Many previous posters bring up the point that the book moves at a pace in which it is difficult to guage how much time has passed in days, and boy, is that ever the truth. I got the idea that the novel takes place over the course of a week or two, but truthfully that's just dead reckoning. It's clear that Kenneth Johnson has a gift for telling a gripping story, but it is in the details that he starts to fail just a little bit. The total removal of the events of The Final Battle is difficult enough (the absence of Ham Tyler is almost enough to warrant removing a whole star by itself), but when beloved characters like Elias are not there, and indeed, aren't even mentioned, it tends to spoil fond memories of the show. We're introduced to some new characters, such as Nathan, a former Vistor Teammate (formerly known as Vistor Youth), a hot shot pilot who switches allegiance to the Resistance early in the book, as well as Margarita, a red-headed firebrand who takes a special liking to inflicting harm on Visitors. There's also the "dregs", a sort of human-Visitor hybrid species which have characteristics of their parents (hair, some skin, and scales), and which are relegated to a very low societal caste. Many of your favorite characters from the miniseries are to be found here, but some are notably absent, and it is felt throughout the book.
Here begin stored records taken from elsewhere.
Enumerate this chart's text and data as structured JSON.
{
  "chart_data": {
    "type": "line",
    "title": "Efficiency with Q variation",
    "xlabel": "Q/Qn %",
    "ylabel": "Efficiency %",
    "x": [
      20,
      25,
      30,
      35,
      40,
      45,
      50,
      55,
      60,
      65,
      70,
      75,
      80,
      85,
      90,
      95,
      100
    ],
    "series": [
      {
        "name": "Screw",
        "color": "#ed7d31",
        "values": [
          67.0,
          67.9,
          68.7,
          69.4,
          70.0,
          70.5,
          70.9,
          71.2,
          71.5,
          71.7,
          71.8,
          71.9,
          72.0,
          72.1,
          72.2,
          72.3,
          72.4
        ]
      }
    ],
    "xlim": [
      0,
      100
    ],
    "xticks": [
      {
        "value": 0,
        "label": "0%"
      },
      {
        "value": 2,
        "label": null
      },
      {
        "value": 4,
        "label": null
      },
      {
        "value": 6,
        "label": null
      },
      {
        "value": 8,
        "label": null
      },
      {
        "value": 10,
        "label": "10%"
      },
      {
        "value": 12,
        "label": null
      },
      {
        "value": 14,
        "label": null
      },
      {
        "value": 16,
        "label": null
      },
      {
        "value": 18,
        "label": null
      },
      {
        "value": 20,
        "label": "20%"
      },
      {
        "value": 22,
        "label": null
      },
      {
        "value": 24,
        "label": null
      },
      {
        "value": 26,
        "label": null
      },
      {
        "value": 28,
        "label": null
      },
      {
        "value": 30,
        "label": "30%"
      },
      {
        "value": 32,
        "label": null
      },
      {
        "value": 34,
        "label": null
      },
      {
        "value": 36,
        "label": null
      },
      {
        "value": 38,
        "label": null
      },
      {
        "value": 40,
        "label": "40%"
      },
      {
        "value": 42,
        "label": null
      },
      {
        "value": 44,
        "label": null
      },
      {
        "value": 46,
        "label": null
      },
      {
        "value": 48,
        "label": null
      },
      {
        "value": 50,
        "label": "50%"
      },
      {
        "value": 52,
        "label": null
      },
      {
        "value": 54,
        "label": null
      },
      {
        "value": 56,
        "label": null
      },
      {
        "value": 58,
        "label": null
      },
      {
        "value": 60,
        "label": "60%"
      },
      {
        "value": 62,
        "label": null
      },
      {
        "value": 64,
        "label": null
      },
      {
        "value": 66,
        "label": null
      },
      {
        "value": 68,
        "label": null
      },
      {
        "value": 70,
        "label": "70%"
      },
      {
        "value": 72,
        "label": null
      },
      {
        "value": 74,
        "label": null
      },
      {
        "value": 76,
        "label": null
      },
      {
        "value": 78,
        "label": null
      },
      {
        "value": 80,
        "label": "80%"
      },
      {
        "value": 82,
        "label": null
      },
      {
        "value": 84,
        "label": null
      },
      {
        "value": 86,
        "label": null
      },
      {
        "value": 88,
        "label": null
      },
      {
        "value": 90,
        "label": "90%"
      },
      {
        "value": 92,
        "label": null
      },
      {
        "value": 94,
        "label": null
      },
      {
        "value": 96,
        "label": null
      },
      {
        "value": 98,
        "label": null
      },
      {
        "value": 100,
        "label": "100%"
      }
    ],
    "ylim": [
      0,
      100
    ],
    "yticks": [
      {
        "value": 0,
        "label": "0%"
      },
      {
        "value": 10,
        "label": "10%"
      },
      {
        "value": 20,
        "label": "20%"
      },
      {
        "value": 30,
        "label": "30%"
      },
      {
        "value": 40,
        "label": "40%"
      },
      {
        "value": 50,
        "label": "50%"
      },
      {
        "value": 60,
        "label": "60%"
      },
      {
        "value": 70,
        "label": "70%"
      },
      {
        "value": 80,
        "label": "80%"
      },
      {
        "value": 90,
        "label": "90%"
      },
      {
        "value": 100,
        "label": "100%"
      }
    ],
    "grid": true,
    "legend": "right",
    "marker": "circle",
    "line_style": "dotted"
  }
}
The book proceeds at an even pace and then reaches an almost feverish rate towards the end. I suspect Johnson wanted to wrap things up quickly and have the heroes cavort about at the conclusion of the book. The Zedti contingent is built up to be mysterious, and even a little menacing, through much of the novel, however when their "secret" is revealed it is something of a let down. Johnson is a screenwriter, and so the book reads much like something you'd find in a production office, rather than what you'd expect from a bookstore shelf. It's not at all a bad book, it's just a tad bit different and a little off the beaten path, as far as style goes. I think it was a mistake to completely drop everything that happened in V: The Final Battle, but by the same token I understand why Johnson did. The Final Battle wasn't his baby, and as such he wanted to continue "his" story. The problem is that The Final Battle already belongs to the rest of us, problems and all. I add one star for the whiny Robin Maxwell being blessedly absent from the book, and an extra for there being no "Star Child", with her deus ex machina abilities. But there's no Ham Tyler or red dust, or even a few of the more memorable Visitors like Steven or Brian, and that ends up taking a star or two away as well.
Given that a reboot of V is coming out this Fall, I doubt that this book, decent as it is, will ever see any screen time. I have mixed feelings about this, but I suspect it might be for the best. V: The Second Generation is a good book which keeps up a good, albeit frenetic pace, and is certainly recommended reading for any fan of the original series. If you can forgive some of the shortcomings listed above I have no doubt you'll find the book enjoyable, much as I did.